Wednesday, 17 October 2012

Virtualize the UI?

It was interesting listening to the designer comments and reading the reactions. It seems to me that the time to virtualize the UI has arrived. This mean extending the presentation adaptions for mouse/touch, keyboard/virtual kb, screen sizes, etc, right down into the presentation design. I can't see it would actually be that much more work and it would allow users to choose the presentation paradigm.

I'd been thinking of this in terms of my 82 year old mother for whom moving from Win7 to Win8 would be just too much. Just trying to get her to just shift email clients is actaully too much, let alone a complete OS paradigm shift. In a couple of years - if she's still around - it will be a case of staying with an unsupported OS or moving to something close to the old UI like Linux perhaps. There are a lot of people in similar in the same or similar floating transportation systems.

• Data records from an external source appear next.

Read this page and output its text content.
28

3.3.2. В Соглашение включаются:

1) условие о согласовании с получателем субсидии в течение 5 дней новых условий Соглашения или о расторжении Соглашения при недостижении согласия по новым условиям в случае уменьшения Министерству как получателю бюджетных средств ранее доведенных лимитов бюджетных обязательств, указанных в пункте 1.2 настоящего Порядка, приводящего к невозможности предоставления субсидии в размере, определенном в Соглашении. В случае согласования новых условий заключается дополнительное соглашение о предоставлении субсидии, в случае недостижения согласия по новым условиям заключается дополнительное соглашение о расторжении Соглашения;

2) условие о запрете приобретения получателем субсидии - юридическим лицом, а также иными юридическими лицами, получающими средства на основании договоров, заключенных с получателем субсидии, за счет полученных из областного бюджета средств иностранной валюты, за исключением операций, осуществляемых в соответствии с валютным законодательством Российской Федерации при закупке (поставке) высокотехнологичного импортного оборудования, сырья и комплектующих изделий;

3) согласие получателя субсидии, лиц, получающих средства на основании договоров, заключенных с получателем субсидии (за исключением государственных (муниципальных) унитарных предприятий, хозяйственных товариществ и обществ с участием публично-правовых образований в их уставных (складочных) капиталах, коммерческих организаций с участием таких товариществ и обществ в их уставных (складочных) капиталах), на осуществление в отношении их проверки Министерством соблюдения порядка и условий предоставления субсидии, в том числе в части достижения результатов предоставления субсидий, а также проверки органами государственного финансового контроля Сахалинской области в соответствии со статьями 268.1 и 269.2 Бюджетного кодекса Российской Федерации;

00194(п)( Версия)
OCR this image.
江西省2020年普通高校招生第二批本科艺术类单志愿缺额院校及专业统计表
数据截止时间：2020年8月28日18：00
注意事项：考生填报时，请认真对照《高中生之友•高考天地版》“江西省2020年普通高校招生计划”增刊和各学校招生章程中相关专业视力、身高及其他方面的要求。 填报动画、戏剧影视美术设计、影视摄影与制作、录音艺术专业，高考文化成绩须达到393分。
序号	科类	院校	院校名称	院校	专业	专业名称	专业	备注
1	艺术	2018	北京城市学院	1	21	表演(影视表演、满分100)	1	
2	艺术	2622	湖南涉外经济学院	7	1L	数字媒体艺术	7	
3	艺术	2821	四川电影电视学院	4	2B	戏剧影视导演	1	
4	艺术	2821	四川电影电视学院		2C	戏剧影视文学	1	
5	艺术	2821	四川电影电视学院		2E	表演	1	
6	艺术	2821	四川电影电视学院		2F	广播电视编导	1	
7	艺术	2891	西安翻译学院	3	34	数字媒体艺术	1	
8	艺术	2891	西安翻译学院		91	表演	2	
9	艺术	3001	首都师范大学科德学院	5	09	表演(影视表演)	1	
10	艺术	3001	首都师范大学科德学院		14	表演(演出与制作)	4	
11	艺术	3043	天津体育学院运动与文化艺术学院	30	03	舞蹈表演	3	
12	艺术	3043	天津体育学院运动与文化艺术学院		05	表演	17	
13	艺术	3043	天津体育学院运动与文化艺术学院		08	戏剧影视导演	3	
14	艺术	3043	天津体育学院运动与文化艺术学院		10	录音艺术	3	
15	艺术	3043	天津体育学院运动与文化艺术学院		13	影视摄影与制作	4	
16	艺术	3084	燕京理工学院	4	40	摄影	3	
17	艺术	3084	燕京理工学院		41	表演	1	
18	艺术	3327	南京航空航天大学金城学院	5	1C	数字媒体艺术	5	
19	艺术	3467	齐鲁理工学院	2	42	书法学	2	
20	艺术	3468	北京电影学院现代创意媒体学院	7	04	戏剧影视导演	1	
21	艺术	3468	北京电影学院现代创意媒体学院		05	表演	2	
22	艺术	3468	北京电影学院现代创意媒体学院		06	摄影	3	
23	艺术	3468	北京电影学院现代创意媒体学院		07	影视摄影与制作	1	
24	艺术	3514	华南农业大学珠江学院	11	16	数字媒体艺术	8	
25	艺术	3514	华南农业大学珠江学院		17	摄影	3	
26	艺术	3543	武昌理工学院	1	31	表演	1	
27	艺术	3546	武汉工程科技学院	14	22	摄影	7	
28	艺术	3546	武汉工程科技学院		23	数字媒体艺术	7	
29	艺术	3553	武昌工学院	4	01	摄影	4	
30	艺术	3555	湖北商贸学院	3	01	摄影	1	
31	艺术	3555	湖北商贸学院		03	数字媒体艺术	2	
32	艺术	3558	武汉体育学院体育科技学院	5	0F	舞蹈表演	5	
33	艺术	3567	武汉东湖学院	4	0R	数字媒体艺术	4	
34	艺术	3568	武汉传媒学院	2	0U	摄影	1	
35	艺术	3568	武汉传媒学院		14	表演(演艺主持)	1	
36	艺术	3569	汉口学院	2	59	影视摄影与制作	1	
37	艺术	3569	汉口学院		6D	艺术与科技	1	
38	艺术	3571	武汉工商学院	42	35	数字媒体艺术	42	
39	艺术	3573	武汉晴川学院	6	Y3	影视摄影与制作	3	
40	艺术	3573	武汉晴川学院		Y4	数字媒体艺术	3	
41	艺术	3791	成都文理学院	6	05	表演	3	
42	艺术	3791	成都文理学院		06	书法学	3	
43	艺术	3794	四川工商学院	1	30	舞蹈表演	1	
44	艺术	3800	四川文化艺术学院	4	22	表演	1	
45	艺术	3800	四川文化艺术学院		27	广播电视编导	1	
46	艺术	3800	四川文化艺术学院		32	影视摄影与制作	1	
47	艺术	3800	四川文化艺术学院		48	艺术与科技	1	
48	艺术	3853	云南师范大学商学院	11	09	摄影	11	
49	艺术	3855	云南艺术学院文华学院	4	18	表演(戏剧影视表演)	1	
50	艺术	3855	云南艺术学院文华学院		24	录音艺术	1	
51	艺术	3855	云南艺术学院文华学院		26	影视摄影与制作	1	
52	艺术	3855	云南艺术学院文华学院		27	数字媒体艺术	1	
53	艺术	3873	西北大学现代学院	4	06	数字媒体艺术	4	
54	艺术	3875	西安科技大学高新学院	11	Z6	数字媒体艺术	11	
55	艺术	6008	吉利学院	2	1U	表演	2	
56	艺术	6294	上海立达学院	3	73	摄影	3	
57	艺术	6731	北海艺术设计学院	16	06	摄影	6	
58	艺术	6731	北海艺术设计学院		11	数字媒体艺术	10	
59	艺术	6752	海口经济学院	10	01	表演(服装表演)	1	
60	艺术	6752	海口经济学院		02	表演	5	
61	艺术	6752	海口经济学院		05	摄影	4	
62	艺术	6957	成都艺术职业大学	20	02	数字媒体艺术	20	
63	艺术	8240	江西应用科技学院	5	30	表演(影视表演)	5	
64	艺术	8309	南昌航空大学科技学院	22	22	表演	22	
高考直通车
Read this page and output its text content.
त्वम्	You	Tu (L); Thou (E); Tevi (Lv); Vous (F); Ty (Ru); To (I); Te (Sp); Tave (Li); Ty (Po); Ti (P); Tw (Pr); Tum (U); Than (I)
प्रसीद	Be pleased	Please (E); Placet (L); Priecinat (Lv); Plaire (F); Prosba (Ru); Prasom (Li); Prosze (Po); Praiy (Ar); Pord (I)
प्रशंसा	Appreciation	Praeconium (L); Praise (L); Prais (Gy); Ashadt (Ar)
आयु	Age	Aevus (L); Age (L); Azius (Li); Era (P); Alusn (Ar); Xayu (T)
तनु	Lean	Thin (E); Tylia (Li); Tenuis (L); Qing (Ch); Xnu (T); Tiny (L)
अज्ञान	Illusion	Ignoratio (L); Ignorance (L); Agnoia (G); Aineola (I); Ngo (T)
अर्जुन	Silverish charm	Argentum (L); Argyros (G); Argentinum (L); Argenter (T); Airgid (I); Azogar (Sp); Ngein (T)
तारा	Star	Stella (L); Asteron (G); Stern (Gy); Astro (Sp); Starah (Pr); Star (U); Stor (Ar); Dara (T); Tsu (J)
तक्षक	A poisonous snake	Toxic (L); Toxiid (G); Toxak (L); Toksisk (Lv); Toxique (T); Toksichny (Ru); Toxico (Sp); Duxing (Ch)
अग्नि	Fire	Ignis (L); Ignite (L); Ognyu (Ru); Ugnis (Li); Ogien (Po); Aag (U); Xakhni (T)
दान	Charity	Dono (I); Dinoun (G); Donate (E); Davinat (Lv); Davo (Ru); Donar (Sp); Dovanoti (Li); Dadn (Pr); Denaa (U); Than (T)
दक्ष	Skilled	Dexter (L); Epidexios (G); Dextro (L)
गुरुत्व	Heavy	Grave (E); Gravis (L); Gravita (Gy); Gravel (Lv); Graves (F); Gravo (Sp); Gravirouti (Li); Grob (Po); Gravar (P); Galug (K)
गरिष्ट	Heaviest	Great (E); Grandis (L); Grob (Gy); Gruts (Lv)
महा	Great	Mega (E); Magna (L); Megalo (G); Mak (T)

(I've also thought that there should be more emphasis on building systems that adapt to the expertise level of the user, rather than designers trying to adapt all levels of users to their one slick and sexy interface. Design treads various trade-off lines including a big one between obvious easy usability on one hand, and sexy newness on the other. This line is actually different for users, but vendors and designers want a one size that fits all product. There's even an element I-get-it-you-don't to many products that, like teenage buzzwords, exclude the uncool. Exclusivity requires exclusion.)

The alternative would be to use a CSS-like presentation approach to the whole UI. Your open applications could then appear as Win8 rectangles, start strip icons, phone popup list items, or whatever they come up with next. Notifications would be sent through the preferred notification paradigm and shake, rattle, pop or coalesce.